Most English teachers spend a lot of time trying to fit their students into a neat little box. They teach them formulas and structures. They tell them what to write and how to write it. They do all of this so that their students can be “literate”, so that their students can pass the OSSLT. And maybe, if we all cross our fingers, by the end of grade twelve they’ll be able to send an email.
It’s important that we don’t send our youth out into the real world unable to communicate with any degree of effectiveness. That is what high school English is for, not Shakespeare or Sophocles. But this method of education poses a huge problem: students aren’t being taught how to think.
I like to believe that the ultimate hope of all teachers is to eventually tear down the box they’ve constructed around students and let them play. They teach the formulas and structures so that one day students can make their own. Unfortunately it seems that most students never reach this point. They never see beyond the five-paragraph essay or word count and page limit.
The University of Toronto is finding that its students have trouble with critical thinking. They’ve sent out a letter to Toronto schools urging teachers to take a different approach with their teaching. Students have become so stuck in their neat little boxes that they can’t get out: every essay needs three points, every paragraph needs an introduction and a conclusion, every piece needs a thesis statement and that statement must be one sentence. Then these students get to university and they’re told that everything they were taught is wrong. Every rule they know was meant to be broken. They’re told to be original. They’re told to think. And they can’t because it’s always been forbidden.
It’s no wonder that we have issues with plagiarism: new ideas aren’t what it takes to earn a passing grade. All students have to be able to do is regurgitate other peoples’ thoughts into a prettily-formatted collection of paragraphs in double-spaced times new roman, or worse, comic sans with borders and fancy line breaks. Students shouldn’t be rewarded for making words that look good. They need to learn how to make words feel good.

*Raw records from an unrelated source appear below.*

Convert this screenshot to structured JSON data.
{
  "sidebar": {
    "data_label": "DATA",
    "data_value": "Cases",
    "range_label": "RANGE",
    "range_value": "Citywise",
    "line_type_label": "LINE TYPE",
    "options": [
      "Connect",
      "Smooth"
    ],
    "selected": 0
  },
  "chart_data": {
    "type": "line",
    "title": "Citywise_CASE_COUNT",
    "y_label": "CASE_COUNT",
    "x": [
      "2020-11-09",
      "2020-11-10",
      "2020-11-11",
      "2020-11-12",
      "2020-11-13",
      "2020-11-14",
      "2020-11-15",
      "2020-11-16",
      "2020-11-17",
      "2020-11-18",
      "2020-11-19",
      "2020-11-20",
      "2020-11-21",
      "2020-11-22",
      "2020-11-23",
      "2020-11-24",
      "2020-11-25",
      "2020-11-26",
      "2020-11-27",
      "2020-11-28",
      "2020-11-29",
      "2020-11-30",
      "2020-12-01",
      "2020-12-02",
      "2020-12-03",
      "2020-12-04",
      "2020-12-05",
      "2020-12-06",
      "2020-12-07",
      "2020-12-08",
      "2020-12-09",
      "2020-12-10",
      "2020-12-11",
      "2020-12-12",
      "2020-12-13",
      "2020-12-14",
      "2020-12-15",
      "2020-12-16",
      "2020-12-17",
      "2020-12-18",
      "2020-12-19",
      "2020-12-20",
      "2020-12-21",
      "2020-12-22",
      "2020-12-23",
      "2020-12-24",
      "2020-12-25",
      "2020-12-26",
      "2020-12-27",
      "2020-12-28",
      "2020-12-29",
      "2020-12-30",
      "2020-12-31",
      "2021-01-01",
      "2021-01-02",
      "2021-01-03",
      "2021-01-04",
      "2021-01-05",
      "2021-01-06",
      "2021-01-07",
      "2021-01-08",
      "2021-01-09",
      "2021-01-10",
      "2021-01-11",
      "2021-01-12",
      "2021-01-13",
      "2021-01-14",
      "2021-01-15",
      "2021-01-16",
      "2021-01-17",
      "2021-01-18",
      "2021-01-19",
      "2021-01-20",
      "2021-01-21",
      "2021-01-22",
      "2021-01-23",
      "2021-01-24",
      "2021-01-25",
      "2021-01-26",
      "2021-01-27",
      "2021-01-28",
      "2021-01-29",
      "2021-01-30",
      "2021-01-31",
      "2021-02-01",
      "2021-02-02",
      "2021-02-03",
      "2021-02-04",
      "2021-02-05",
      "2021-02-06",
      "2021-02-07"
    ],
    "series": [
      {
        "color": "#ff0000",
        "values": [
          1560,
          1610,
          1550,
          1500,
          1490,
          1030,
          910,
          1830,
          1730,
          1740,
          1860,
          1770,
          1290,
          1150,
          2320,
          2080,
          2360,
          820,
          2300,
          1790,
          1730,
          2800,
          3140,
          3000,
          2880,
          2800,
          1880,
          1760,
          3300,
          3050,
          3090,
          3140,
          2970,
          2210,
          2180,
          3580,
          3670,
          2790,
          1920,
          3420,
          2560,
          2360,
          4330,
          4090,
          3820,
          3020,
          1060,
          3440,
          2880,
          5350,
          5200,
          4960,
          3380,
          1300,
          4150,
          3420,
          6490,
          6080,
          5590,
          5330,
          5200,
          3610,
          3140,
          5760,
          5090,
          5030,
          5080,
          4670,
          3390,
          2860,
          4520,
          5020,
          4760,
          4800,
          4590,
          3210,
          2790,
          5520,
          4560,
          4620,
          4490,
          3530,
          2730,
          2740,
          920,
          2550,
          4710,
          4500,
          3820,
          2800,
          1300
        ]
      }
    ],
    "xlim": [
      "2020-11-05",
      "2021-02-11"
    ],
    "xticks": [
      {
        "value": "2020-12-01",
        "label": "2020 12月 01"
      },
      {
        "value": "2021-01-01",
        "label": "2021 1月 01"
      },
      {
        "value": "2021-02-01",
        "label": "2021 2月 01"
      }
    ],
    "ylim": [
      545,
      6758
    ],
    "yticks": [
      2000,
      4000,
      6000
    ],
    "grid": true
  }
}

Realistically, teachers may never be able to provide enough individual attention to suit every student’s specific needs. Students require feedback and attention and someone to push them to their fullest potentials. Some students need lots of guidance from the instructor, while others need to be thrown into the deep end and left to find a creative and brilliant way out. Of course it’s unfair to ask this much of a teacher who sees upwards of a hundred students in a day.
However, it is possible to provide different classes to support the differing needs of our students. At our school, ‘essential’, ‘applied’, and ‘academic’ English classes are all offered. It’s important that we make these distinctions. Their purpose is not to separate or alienate students based on their abilities, but to know what kind of box to build for them and how long to let them stay in its comfort.
The reality is that our students are entering post secondary education sorely under prepared. We’ve armed them with a basic understanding of the plotline of a few major classics and an assault of prepackaged outlines. But we’ve failed to let them in on a vital secret: that essays can be six paragraphs, too.